Пока его воины на рысях проходили мимо, Бальгур несколько раз останавливал арбы, заговаривая со стариками. Отвечали неохотно, двумя-тремя словами, при упоминании о шаныое замолкали совсем, – несчастье сделало всегда веселых общительных хуннов из Великой Петли замкнутыми и хмурыми, – даже младенцы, словно понимая смысл происходящего, глядели печально и мудро.

Когда Бальгур на третий день добрался наконец до своего кочевья, воинов еще не было. Не появились они и утром следующего дня. Поджидая их, Бальгур сидел возле юрты, грея на солнце старые кости, и печально смотрел на вздымающуюся невдалеке синеватую громаду Иньшаньского хребта. Да, Иньшань, гордость и сила рода Солин, уже потерян, и с этим пока надо примириться. Трудно так думать о горах, у подножий которых испокон веков рождались, жили и умирали многие и многие поколения хуннов, – да, трудно и горько, ибо где еще можно найти места, столь обильные мелкой и крупной дичью? Или горным лесом, дивно пригодным для луков и стрел, юрт и повозок? И где еще встретишь таких могучих горных орлов, чьи перья придают стрелам несравненную меткость и дальнобойность?..

От печальных мыслей Бальгура отвлек топот множества копыт.
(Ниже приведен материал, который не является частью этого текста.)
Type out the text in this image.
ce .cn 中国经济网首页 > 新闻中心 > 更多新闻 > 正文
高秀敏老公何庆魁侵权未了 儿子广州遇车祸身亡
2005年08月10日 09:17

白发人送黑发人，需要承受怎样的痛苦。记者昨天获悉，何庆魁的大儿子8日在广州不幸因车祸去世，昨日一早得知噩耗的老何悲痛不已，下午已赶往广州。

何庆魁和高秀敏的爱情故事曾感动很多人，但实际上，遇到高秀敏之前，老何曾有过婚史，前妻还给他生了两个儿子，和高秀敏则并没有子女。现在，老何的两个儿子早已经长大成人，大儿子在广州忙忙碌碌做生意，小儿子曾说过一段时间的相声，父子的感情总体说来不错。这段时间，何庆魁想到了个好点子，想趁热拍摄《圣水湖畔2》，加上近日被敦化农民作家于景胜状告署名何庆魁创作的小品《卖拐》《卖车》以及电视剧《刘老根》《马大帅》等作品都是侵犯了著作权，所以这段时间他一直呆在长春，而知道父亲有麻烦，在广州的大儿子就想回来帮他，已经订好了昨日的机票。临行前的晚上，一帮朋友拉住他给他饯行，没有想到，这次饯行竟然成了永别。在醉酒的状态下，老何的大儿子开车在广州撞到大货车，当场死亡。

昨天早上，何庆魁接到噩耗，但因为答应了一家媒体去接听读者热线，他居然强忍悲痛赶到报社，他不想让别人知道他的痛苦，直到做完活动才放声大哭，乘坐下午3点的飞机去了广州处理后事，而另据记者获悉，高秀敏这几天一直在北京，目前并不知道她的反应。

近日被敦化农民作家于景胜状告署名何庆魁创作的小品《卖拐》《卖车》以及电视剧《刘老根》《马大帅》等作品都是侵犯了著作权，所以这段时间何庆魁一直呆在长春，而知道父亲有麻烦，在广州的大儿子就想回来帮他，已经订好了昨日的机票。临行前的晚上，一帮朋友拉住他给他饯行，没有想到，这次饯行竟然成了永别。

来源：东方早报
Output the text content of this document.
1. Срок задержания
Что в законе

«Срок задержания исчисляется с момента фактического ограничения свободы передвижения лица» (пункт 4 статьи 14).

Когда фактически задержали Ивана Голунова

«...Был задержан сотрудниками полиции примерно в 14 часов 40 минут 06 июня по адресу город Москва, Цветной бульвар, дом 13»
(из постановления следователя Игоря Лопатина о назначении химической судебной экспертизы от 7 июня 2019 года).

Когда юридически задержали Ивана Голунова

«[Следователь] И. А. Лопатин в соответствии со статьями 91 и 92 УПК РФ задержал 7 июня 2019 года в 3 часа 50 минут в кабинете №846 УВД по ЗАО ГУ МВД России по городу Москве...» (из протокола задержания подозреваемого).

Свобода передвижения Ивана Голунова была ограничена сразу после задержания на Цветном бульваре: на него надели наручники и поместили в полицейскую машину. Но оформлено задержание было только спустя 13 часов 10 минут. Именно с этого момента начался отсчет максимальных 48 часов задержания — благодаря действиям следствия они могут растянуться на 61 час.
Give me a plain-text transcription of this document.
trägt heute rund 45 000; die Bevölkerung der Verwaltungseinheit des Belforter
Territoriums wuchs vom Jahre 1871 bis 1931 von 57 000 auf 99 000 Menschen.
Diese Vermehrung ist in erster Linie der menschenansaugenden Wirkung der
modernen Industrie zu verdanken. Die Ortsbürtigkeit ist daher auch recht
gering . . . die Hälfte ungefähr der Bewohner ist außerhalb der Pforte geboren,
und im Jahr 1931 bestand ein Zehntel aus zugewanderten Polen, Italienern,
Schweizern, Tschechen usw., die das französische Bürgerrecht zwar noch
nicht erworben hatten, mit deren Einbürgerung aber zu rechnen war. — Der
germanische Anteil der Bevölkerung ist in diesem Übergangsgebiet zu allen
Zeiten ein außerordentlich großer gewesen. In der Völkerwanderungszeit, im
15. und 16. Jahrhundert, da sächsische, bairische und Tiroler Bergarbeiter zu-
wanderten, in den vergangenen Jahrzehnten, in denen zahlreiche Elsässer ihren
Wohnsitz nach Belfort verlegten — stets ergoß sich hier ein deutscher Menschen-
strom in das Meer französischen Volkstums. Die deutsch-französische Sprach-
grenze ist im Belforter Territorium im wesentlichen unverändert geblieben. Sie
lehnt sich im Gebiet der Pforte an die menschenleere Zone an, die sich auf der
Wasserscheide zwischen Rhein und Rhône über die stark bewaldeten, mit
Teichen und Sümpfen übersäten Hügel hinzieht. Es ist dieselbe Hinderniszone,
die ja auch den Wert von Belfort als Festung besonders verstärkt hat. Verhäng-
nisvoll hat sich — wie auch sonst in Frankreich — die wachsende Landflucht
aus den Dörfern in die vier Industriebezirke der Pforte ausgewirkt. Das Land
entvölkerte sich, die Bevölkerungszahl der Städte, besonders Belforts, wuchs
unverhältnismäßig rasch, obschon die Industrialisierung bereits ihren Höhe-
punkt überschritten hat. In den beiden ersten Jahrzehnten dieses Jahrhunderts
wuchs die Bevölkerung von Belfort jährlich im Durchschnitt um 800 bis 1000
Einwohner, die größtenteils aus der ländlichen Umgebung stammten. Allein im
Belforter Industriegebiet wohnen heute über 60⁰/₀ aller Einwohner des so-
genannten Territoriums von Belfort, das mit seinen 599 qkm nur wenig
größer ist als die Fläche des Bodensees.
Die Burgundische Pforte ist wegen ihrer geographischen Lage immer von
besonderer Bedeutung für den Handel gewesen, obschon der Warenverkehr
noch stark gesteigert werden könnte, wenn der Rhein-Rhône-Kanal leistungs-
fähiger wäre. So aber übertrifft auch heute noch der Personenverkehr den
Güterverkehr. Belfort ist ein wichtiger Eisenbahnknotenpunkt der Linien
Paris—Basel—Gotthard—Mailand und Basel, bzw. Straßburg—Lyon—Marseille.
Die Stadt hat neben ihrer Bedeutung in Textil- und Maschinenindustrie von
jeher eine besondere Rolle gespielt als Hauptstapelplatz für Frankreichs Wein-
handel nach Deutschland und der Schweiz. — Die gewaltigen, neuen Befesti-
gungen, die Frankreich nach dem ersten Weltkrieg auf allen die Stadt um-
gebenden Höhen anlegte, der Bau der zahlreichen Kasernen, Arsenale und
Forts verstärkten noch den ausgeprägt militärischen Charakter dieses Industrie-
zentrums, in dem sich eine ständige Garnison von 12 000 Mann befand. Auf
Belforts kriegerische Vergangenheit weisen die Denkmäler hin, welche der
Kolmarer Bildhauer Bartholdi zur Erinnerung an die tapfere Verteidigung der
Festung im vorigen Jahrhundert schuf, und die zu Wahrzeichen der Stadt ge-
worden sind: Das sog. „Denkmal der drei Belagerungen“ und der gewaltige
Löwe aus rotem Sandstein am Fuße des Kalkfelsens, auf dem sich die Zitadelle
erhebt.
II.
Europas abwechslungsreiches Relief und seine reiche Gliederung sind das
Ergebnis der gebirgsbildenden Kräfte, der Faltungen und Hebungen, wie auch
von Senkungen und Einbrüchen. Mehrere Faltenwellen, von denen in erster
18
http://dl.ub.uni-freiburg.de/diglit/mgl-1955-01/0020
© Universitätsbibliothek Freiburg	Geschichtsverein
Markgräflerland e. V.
Князь торопливо встал, думая, что начинают съезжаться вызванные им войска. Однако это оказался его сын Максар, вернувшийся со своей ватагой с охоты. Максару недавно исполнилось двенадцать лет, но он был не по годам силен, ловок, и стрелы, пущенные его рукой, летели всегда точно в цель. Во главе полусотни молодых сорванцов, отданных ему под начало Бальгуром, он целые дни проводил на охоте, объезжал диких лошадей и учился битве в конном строю. Конепосекающий меч был для него пока тяжеловат, но дорожным мечом он уже владел умело. Бальгур гордился сыном, любил его, хотя и обращался с ним неизменно сурово, требовательно, а порою и жестоко.

Молодые охотники ворвались в кочевье с шумом и разудалыми криками. Увидев старого князя, неподвижно застывшего у юрты, они приумолкли, стали осаживать лошадей. Один лишь Максар с желтым леопардом, переброшенным поперек седла, не замечая ничего в пылу скачки, продолжал шуметь и кривляться. Наконец и он увидел отца, умолк разом, растерянно оглянулся и только тут обнаружил, что остался в одиночестве, – последние из его дружины, торопя лошадей, исчезали за юртами.

Спешившись, Максар с усилием взвалил на себя леопарда и направился к отцу, думая редкой добычей смягчить его гнев. Бальгур молчал.

– Посмотри, отец, – с притворным оживлением заговорил мальчик, уже чувствуя неладное. – Я его сам застрелил! Вон на той горе, – и, повернувшись, указал рукой на одну из вершин Иньшаньского хребта.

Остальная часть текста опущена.